On Science as a Vocation

"In the face of so much uncertainty, would I recommend a career in science to my grandchildren? Emphatically yes! Science is unique among all human activities -- unlike law, business, art, or religion -- it is identification with progress...There were no grants then, laboratory resources were meager, and academic jobs were almost nonexistent. Those were not the good old days, but rich or poor, science is great! To frame a question and arrive at an answer that opens a window to yet another question, and to do this in the company of like-minded people with whom one can share the thrill of unanticipated and extended vistas, is what science is all about. That is what will sustain us in the days and years ahead."
- Arthur Kornberg in "Science in the stationary phase", Science 1995, 269, 1799.


On Meeting Remarkable People






Company of distinguished fellows at U.C. San Diego (1994)







Standing: (left to right) Jannette Rusch, Joe Corbo (now at Washington University), Scott Barolo (U. Michigan), Bob Zeller (San Diego State U.), Haini Cai(U. Georgia), David Arnosti.

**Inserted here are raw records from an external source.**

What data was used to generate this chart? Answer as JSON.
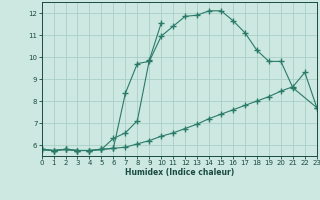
{
  "line1_x": [
    0,
    1,
    2,
    3,
    4,
    5,
    6,
    7,
    8,
    9,
    10,
    11,
    12,
    13,
    14,
    15,
    16,
    17,
    18,
    19,
    20,
    21,
    23
  ],
  "line1_y": [
    5.8,
    5.75,
    5.8,
    5.75,
    5.75,
    5.8,
    5.85,
    8.35,
    9.7,
    9.8,
    10.95,
    11.4,
    11.85,
    11.9,
    12.1,
    12.1,
    11.65,
    11.1,
    10.3,
    9.8,
    9.8,
    8.6,
    7.7
  ],
  "line2_x": [
    0,
    1,
    2,
    3,
    4,
    5,
    6,
    7,
    8,
    9,
    10,
    11,
    12,
    13,
    14,
    15,
    16,
    17,
    18,
    19,
    20,
    21,
    22,
    23
  ],
  "line2_y": [
    5.8,
    5.75,
    5.8,
    5.75,
    5.75,
    5.8,
    5.85,
    5.9,
    6.05,
    6.2,
    6.4,
    6.55,
    6.75,
    6.95,
    7.2,
    7.4,
    7.6,
    7.8,
    8.0,
    8.2,
    8.45,
    8.65,
    9.3,
    7.7
  ],
  "line3_x": [
    0,
    1,
    2,
    3,
    4,
    5,
    6,
    7,
    8,
    9,
    10
  ],
  "line3_y": [
    5.8,
    5.75,
    5.8,
    5.75,
    5.75,
    5.8,
    6.3,
    6.55,
    7.1,
    9.85,
    11.55
  ],
  "color": "#2a7a6a",
  "bg_color": "#cce8e0",
  "grid_color": "#aacfc8",
  "xlabel": "Humidex (Indice chaleur)",
  "xlim": [
    0,
    23
  ],
  "ylim": [
    5.5,
    12.5
  ],
  "yticks": [
    6,
    7,
    8,
    9,
    10,
    11,
    12
  ],
  "xticks": [
    0,
    1,
    2,
    3,
    4,
    5,
    6,
    7,
    8,
    9,
    10,
    11,
    12,
    13,
    14,
    15,
    16,
    17,
    18,
    19,
    20,
    21,
    22,
    23
  ]
}
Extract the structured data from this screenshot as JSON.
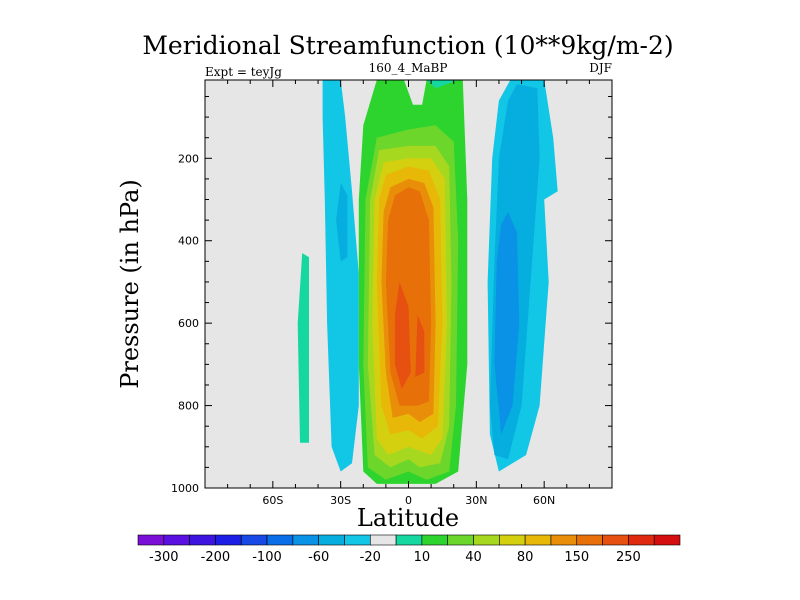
{
  "chart_data": {
    "type": "heatmap",
    "title": "Meridional Streamfunction (10**9kg/m-2)",
    "subtitle_left": "Expt = teyJg",
    "subtitle_center": "160_4_MaBP",
    "subtitle_right": "DJF",
    "xlabel": "Latitude",
    "ylabel": "Pressure (in hPa)",
    "xlim": [
      -90,
      90
    ],
    "ylim": [
      1000,
      10
    ],
    "x_ticks": [
      {
        "value": -60,
        "label": "60S"
      },
      {
        "value": -30,
        "label": "30S"
      },
      {
        "value": 0,
        "label": "0"
      },
      {
        "value": 30,
        "label": "30N"
      },
      {
        "value": 60,
        "label": "60N"
      }
    ],
    "y_ticks": [
      {
        "value": 200,
        "label": "200"
      },
      {
        "value": 400,
        "label": "400"
      },
      {
        "value": 600,
        "label": "600"
      },
      {
        "value": 800,
        "label": "800"
      },
      {
        "value": 1000,
        "label": "1000"
      }
    ],
    "background_color": "#e6e6e6",
    "colorbar": {
      "colors": [
        "#7a10d8",
        "#5a10e0",
        "#3d14e0",
        "#1c1ee6",
        "#1848e6",
        "#0a6ee8",
        "#0a92e6",
        "#06aee0",
        "#12c6e6",
        "#e6e6e6",
        "#14d8a0",
        "#2ed42e",
        "#6cd62a",
        "#a6d820",
        "#d4d010",
        "#e8b808",
        "#e88e08",
        "#e87008",
        "#e65010",
        "#e02a10",
        "#d40e0e"
      ],
      "labels": [
        "-300",
        "-200",
        "-100",
        "-60",
        "-20",
        "10",
        "40",
        "80",
        "150",
        "250"
      ],
      "label_boundaries": [
        1,
        3,
        5,
        7,
        9,
        11,
        13,
        15,
        17,
        19
      ]
    },
    "contour_regions": [
      {
        "level": 10,
        "color": "#14d8a0",
        "polygon": [
          [
            -47,
            430
          ],
          [
            -44,
            440
          ],
          [
            -44,
            890
          ],
          [
            -48,
            890
          ],
          [
            -49,
            600
          ]
        ]
      },
      {
        "level": -20,
        "color": "#12c6e6",
        "polygon": [
          [
            -38,
            10
          ],
          [
            -30,
            10
          ],
          [
            -28,
            100
          ],
          [
            -25,
            280
          ],
          [
            -22,
            480
          ],
          [
            -22,
            800
          ],
          [
            -25,
            940
          ],
          [
            -30,
            960
          ],
          [
            -34,
            900
          ],
          [
            -36,
            600
          ],
          [
            -37,
            300
          ],
          [
            -38,
            100
          ]
        ]
      },
      {
        "level": -40,
        "color": "#06aee0",
        "polygon": [
          [
            -30,
            260
          ],
          [
            -27,
            290
          ],
          [
            -27,
            440
          ],
          [
            -30,
            450
          ],
          [
            -32,
            350
          ]
        ]
      },
      {
        "level": -20,
        "color": "#12c6e6",
        "polygon": [
          [
            45,
            10
          ],
          [
            60,
            10
          ],
          [
            64,
            150
          ],
          [
            66,
            280
          ],
          [
            60,
            300
          ],
          [
            62,
            500
          ],
          [
            58,
            800
          ],
          [
            52,
            920
          ],
          [
            40,
            960
          ],
          [
            36,
            870
          ],
          [
            35,
            500
          ],
          [
            37,
            200
          ],
          [
            40,
            60
          ]
        ]
      },
      {
        "level": -40,
        "color": "#06aee0",
        "polygon": [
          [
            44,
            60
          ],
          [
            48,
            20
          ],
          [
            57,
            30
          ],
          [
            58,
            200
          ],
          [
            54,
            500
          ],
          [
            50,
            800
          ],
          [
            44,
            930
          ],
          [
            38,
            920
          ],
          [
            36,
            800
          ],
          [
            38,
            450
          ],
          [
            40,
            200
          ]
        ]
      },
      {
        "level": -60,
        "color": "#0a92e6",
        "polygon": [
          [
            44,
            330
          ],
          [
            48,
            380
          ],
          [
            49,
            600
          ],
          [
            46,
            800
          ],
          [
            41,
            870
          ],
          [
            38,
            700
          ],
          [
            39,
            450
          ],
          [
            41,
            360
          ]
        ]
      },
      {
        "level": 20,
        "color": "#2ed42e",
        "polygon": [
          [
            -14,
            10
          ],
          [
            -2,
            10
          ],
          [
            2,
            70
          ],
          [
            6,
            70
          ],
          [
            8,
            10
          ],
          [
            24,
            10
          ],
          [
            26,
            300
          ],
          [
            26,
            700
          ],
          [
            22,
            960
          ],
          [
            12,
            990
          ],
          [
            0,
            990
          ],
          [
            -14,
            990
          ],
          [
            -20,
            960
          ],
          [
            -22,
            700
          ],
          [
            -22,
            300
          ],
          [
            -20,
            120
          ]
        ]
      },
      {
        "level": 10,
        "color": "#14d8a0",
        "polygon": [
          [
            8,
            10
          ],
          [
            12,
            30
          ],
          [
            22,
            10
          ]
        ]
      },
      {
        "level": 40,
        "color": "#6cd62a",
        "polygon": [
          [
            -14,
            150
          ],
          [
            0,
            130
          ],
          [
            12,
            120
          ],
          [
            20,
            160
          ],
          [
            22,
            400
          ],
          [
            21,
            800
          ],
          [
            18,
            960
          ],
          [
            8,
            980
          ],
          [
            0,
            960
          ],
          [
            -10,
            980
          ],
          [
            -18,
            950
          ],
          [
            -20,
            700
          ],
          [
            -19,
            300
          ]
        ]
      },
      {
        "level": 60,
        "color": "#a6d820",
        "polygon": [
          [
            -13,
            180
          ],
          [
            0,
            170
          ],
          [
            12,
            170
          ],
          [
            18,
            220
          ],
          [
            19,
            500
          ],
          [
            18,
            850
          ],
          [
            14,
            940
          ],
          [
            5,
            950
          ],
          [
            0,
            930
          ],
          [
            -8,
            950
          ],
          [
            -15,
            920
          ],
          [
            -18,
            700
          ],
          [
            -17,
            300
          ]
        ]
      },
      {
        "level": 80,
        "color": "#d4d010",
        "polygon": [
          [
            -11,
            210
          ],
          [
            0,
            200
          ],
          [
            10,
            200
          ],
          [
            16,
            250
          ],
          [
            17,
            600
          ],
          [
            15,
            880
          ],
          [
            10,
            920
          ],
          [
            0,
            900
          ],
          [
            -9,
            920
          ],
          [
            -14,
            880
          ],
          [
            -16,
            600
          ],
          [
            -15,
            300
          ]
        ]
      },
      {
        "level": 100,
        "color": "#e8b808",
        "polygon": [
          [
            -10,
            240
          ],
          [
            0,
            220
          ],
          [
            9,
            230
          ],
          [
            14,
            300
          ],
          [
            15,
            600
          ],
          [
            13,
            850
          ],
          [
            6,
            880
          ],
          [
            0,
            860
          ],
          [
            -8,
            870
          ],
          [
            -12,
            800
          ],
          [
            -14,
            500
          ],
          [
            -13,
            300
          ]
        ]
      },
      {
        "level": 150,
        "color": "#e88e08",
        "polygon": [
          [
            -8,
            270
          ],
          [
            0,
            250
          ],
          [
            7,
            260
          ],
          [
            11,
            320
          ],
          [
            12,
            600
          ],
          [
            11,
            820
          ],
          [
            5,
            840
          ],
          [
            0,
            820
          ],
          [
            -7,
            830
          ],
          [
            -10,
            720
          ],
          [
            -12,
            500
          ],
          [
            -11,
            330
          ]
        ]
      },
      {
        "level": 200,
        "color": "#e87008",
        "polygon": [
          [
            -6,
            290
          ],
          [
            0,
            270
          ],
          [
            5,
            280
          ],
          [
            9,
            350
          ],
          [
            10,
            600
          ],
          [
            9,
            790
          ],
          [
            4,
            800
          ],
          [
            -4,
            800
          ],
          [
            -8,
            720
          ],
          [
            -10,
            500
          ],
          [
            -9,
            350
          ]
        ]
      },
      {
        "level": 250,
        "color": "#e65010",
        "polygon": [
          [
            -4,
            500
          ],
          [
            0,
            560
          ],
          [
            1,
            720
          ],
          [
            -3,
            760
          ],
          [
            -6,
            700
          ],
          [
            -6,
            580
          ]
        ]
      },
      {
        "level": 250,
        "color": "#e65010",
        "polygon": [
          [
            4,
            580
          ],
          [
            7,
            620
          ],
          [
            7,
            720
          ],
          [
            3,
            730
          ]
        ]
      }
    ]
  }
}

Seated: Michael Levine (U. California, Berkeley), Christianne Nüsslein-Volhard (U. Tübingen, Nobel Prize 1995), Keith Maggert (Texas A & M), Susan Gray (University of Massachusetts, Worcester)



On Life

"Nothing worth doing is completed in our lifetime;
therefore we must be saved by hope.
Nothing true or beautiful or good makes complete sense
in any immediate context of history;
Therefore, we must be saved by faith.
Nothing we do, however virtuous, can be accomplished alone;
therefore, we are saved by love."
 -Reinhold Niebuhr, in The Irony of American History

On Middle Western State Universities

Vignette:Press Relations from Science
 -from the experience of James A. Van Allen, cited in Discovery of the Magnetosphere
 (C. Stewart Gillmore and John R. Spreiter, Eds.; American Geophysical Union)

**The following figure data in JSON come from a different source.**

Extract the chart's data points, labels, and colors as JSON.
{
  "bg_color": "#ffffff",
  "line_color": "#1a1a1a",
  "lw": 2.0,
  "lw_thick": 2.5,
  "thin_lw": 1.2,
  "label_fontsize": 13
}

"This is John Lear, Science Editor of the Saturday Review of Literature, calling from New York". (Heavy emphasis on "calling from New York," then a long pause waiting for me to recover from the thrill of hearing from such an important person, in New York, no less.)

Actually, I did know who he was and had often characterized him as the anti-science editor of the Saturday Review.

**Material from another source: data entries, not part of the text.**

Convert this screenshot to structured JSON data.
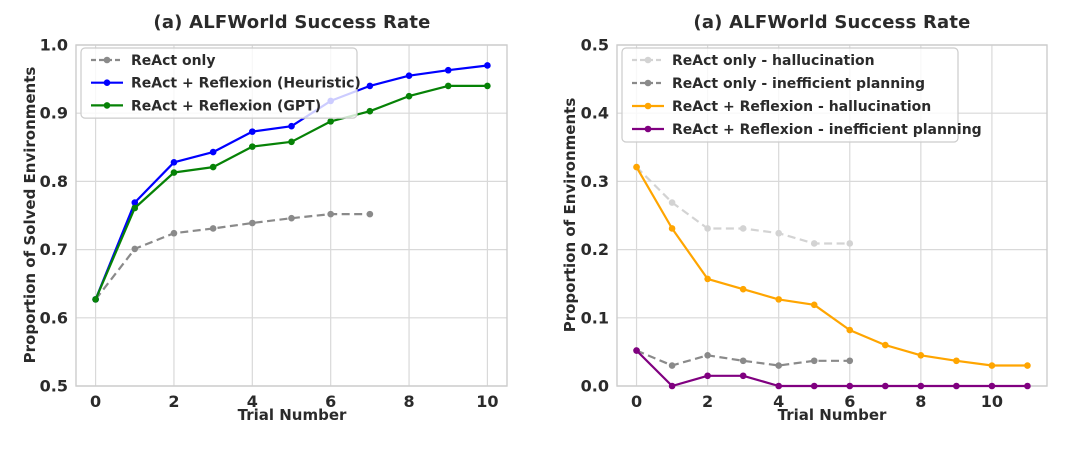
{
  "figure": {
    "background": "#ffffff",
    "grid_color": "#d9d9d9",
    "spine_color": "#cccccc",
    "text_color": "#2b2b2b"
  },
  "chart_data": [
    {
      "type": "line",
      "title": "(a) ALFWorld Success Rate",
      "xlabel": "Trial Number",
      "ylabel": "Proportion of Solved Environments",
      "xlim": [
        -0.5,
        10.5
      ],
      "ylim": [
        0.5,
        1.0
      ],
      "xtick_values": [
        0,
        2,
        4,
        6,
        8,
        10
      ],
      "xtick_labels": [
        "0",
        "2",
        "4",
        "6",
        "8",
        "10"
      ],
      "ytick_values": [
        0.5,
        0.6,
        0.7,
        0.8,
        0.9,
        1.0
      ],
      "ytick_labels": [
        "0.5",
        "0.6",
        "0.7",
        "0.8",
        "0.9",
        "1.0"
      ],
      "grid": true,
      "legend_position": "upper-left",
      "series": [
        {
          "name": "ReAct only",
          "color": "#8a8a8a",
          "style": "dashed",
          "x": [
            0,
            1,
            2,
            3,
            4,
            5,
            6,
            7
          ],
          "values": [
            0.627,
            0.701,
            0.724,
            0.731,
            0.739,
            0.746,
            0.752,
            0.752
          ]
        },
        {
          "name": "ReAct + Reflexion (Heuristic)",
          "color": "#0000ff",
          "style": "solid",
          "x": [
            0,
            1,
            2,
            3,
            4,
            5,
            6,
            7,
            8,
            9,
            10
          ],
          "values": [
            0.627,
            0.769,
            0.828,
            0.843,
            0.873,
            0.881,
            0.918,
            0.94,
            0.955,
            0.963,
            0.97
          ]
        },
        {
          "name": "ReAct + Reflexion (GPT)",
          "color": "#068206",
          "style": "solid",
          "x": [
            0,
            1,
            2,
            3,
            4,
            5,
            6,
            7,
            8,
            9,
            10
          ],
          "values": [
            0.627,
            0.761,
            0.813,
            0.821,
            0.851,
            0.858,
            0.888,
            0.903,
            0.925,
            0.94,
            0.94
          ]
        }
      ]
    },
    {
      "type": "line",
      "title": "(a) ALFWorld Success Rate",
      "xlabel": "Trial Number",
      "ylabel": "Proportion of Environments",
      "xlim": [
        -0.55,
        11.55
      ],
      "ylim": [
        0.0,
        0.5
      ],
      "xtick_values": [
        0,
        2,
        4,
        6,
        8,
        10
      ],
      "xtick_labels": [
        "0",
        "2",
        "4",
        "6",
        "8",
        "10"
      ],
      "ytick_values": [
        0.0,
        0.1,
        0.2,
        0.3,
        0.4,
        0.5
      ],
      "ytick_labels": [
        "0.0",
        "0.1",
        "0.2",
        "0.3",
        "0.4",
        "0.5"
      ],
      "grid": true,
      "legend_position": "upper-left",
      "series": [
        {
          "name": "ReAct only - hallucination",
          "color": "#d3d3d3",
          "style": "dashed",
          "x": [
            0,
            1,
            2,
            3,
            4,
            5,
            6
          ],
          "values": [
            0.321,
            0.269,
            0.231,
            0.231,
            0.224,
            0.209,
            0.209
          ]
        },
        {
          "name": "ReAct only - inefficient planning",
          "color": "#8a8a8a",
          "style": "dashed",
          "x": [
            0,
            1,
            2,
            3,
            4,
            5,
            6
          ],
          "values": [
            0.052,
            0.03,
            0.045,
            0.037,
            0.03,
            0.037,
            0.037
          ]
        },
        {
          "name": "ReAct + Reflexion - hallucination",
          "color": "#ffa500",
          "style": "solid",
          "x": [
            0,
            1,
            2,
            3,
            4,
            5,
            6,
            7,
            8,
            9,
            10,
            11
          ],
          "values": [
            0.321,
            0.231,
            0.157,
            0.142,
            0.127,
            0.119,
            0.082,
            0.06,
            0.045,
            0.037,
            0.03,
            0.03
          ]
        },
        {
          "name": "ReAct + Reflexion - inefficient planning",
          "color": "#800080",
          "style": "solid",
          "x": [
            0,
            1,
            2,
            3,
            4,
            5,
            6,
            7,
            8,
            9,
            10,
            11
          ],
          "values": [
            0.052,
            0.0,
            0.015,
            0.015,
            0.0,
            0.0,
            0.0,
            0.0,
            0.0,
            0.0,
            0.0,
            0.0
          ]
        }
      ]
    }
  ]
}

He continued: "I read of your recent report of the discovery of radiation belts of the Earth and thought that I would do a piece on the subject. What I found remarkable was that such important work had been done at a midwestern state university."

Well, I don't think that I responded with any profanity but I did manage to convey a suggestion as to what he could do with his piece and hung up.

The next day, the president of my university, Virgil M. Hancher, called me to report that Mr. Lear had called him to complain about my discourtesy. I then gave a brief explanation of my reaction, at the end of which Hancher replied "I promised Lear that I would call you and you may now consider that I have done so. And, by the way, Van, my congratulations!"

I never heard from the matter again. It's great to have a boss like that."